Co-creators with God
In His providence, God has created men and women in such a way that we are able, with His Grace, not only to sustain our lives and provide for our simplest appetites, but also to be co-creators with Him, building up humanity and elevating our efforts — however mundane they seem — to be in harmony with His plan. The labors of men and women can be a sharing in the ecology of human nature, which God has planned from all time and has written into our hearts. Work can be a means of reminding us that we are separate from other creatures and that our destiny is heaven, and not simply this world.
As a side note, this transcendent purpose of work also makes it all the more important that we continue to pray for our brothers and sisters who are unemployed or underemployed. In addition to the reality that they may be struggling to provide for their basic needs, they are also being denied the opportunity to live out fully a part of what makes us uniquely human, by way of fruitful labor for the world.
So then, our work, if directed properly toward the end for which it exists, has the purpose of lifting up our labors and of lifting up the world around us. This doesn’t make hard work any less hard, but it lightens the load by raising each and every effort to a nobler purpose. It’s up to us though, to try each day, (and each moment — especially when the work is stressful) to dedicate our work to the purposes for which God has intended them.
And it’s not always easy. When you’re in the middle of an early morning feeding of farm animals, or your tenth iteration of a project, your minds may not be drawn immediately to the nobler and ennobling purpose for which the work exists. But through our prayer, and our daily mindfulness, we can be aware of God’s plan and aim to participate in it, and that’s the second point.
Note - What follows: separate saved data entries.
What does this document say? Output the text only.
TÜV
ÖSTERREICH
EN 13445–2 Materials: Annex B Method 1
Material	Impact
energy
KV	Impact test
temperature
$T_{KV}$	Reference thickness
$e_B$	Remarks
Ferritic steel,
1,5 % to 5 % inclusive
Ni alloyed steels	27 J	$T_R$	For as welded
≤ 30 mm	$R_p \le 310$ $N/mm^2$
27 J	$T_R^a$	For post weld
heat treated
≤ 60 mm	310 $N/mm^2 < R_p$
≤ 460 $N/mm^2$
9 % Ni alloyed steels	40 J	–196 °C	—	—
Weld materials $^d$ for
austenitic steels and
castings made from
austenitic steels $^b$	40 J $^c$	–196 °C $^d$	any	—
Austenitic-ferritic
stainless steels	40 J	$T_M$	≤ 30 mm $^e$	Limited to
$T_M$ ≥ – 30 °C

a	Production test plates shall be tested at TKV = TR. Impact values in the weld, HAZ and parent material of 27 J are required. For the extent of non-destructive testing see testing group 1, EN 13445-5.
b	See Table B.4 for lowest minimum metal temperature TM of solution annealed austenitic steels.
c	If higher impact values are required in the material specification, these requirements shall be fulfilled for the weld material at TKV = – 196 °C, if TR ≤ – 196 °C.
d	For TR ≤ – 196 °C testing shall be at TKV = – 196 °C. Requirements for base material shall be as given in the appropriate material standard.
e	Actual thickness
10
Looking at the Year of Faith
Third, however, I want to take the opportunity to reflect in a very preliminary way upon our Church’s Year of Faith, which will begin in one month. In the coming months, I will continue to reflect upon the Year of Faith and the way that it can jump start the “New Evangelization.” I’ll have the opportunity to speak to our priests, to our directors of religious education and other parish leaders, and to each of you by way of these columns and homilies, but I’d like to mention briefly the general theme here, in relation to Labor Day.
For our Year of Faith I am proposing that we, as a diocesan family, consider the way in which true beauty can draw us into God’s presence and can be a means of our evangelization of the world.
In the very same way that what can be seen as mundane activity in terms of our work in this world can be lifted up and raised to a higher purpose, so too should all of creation lift our minds and hearts to the wonder of something far greater than ourselves, to God who is beauty itself.
And just as we can get lost in the workaday world, reducing our labor simply to “getting the job done,” or working for a paycheck, so too can the things around us be reduced to what is less than beautiful, to what satisfies our most basic appetites — without attention to what points to something higher, something more beautiful.
Finding the ‘something more’
The Year of Faith can provide us with the opportunity to ask ourselves, and to propose the question to the world, “isn’t there something more?” And we’ll be looking for opportunities, as a Church, to offer examples of beauty and mystery to a world in need of beauty and mystery so as to catch the eye or the ear, and to stir the heart, leading us to something more.
As I said, in the months and the year ahead, I will reflect on these themes in much greater depth, but this Labor Day Holiday provides us with a short break, hopefully, and a chance to pause and rest and consider: For what do we labor? Isn’t there something more? And, how can we both find and provide examples of beauty in and to the world?
Thank you for taking the time to read this. May God bless each one of you! Praised be Jesus Christ!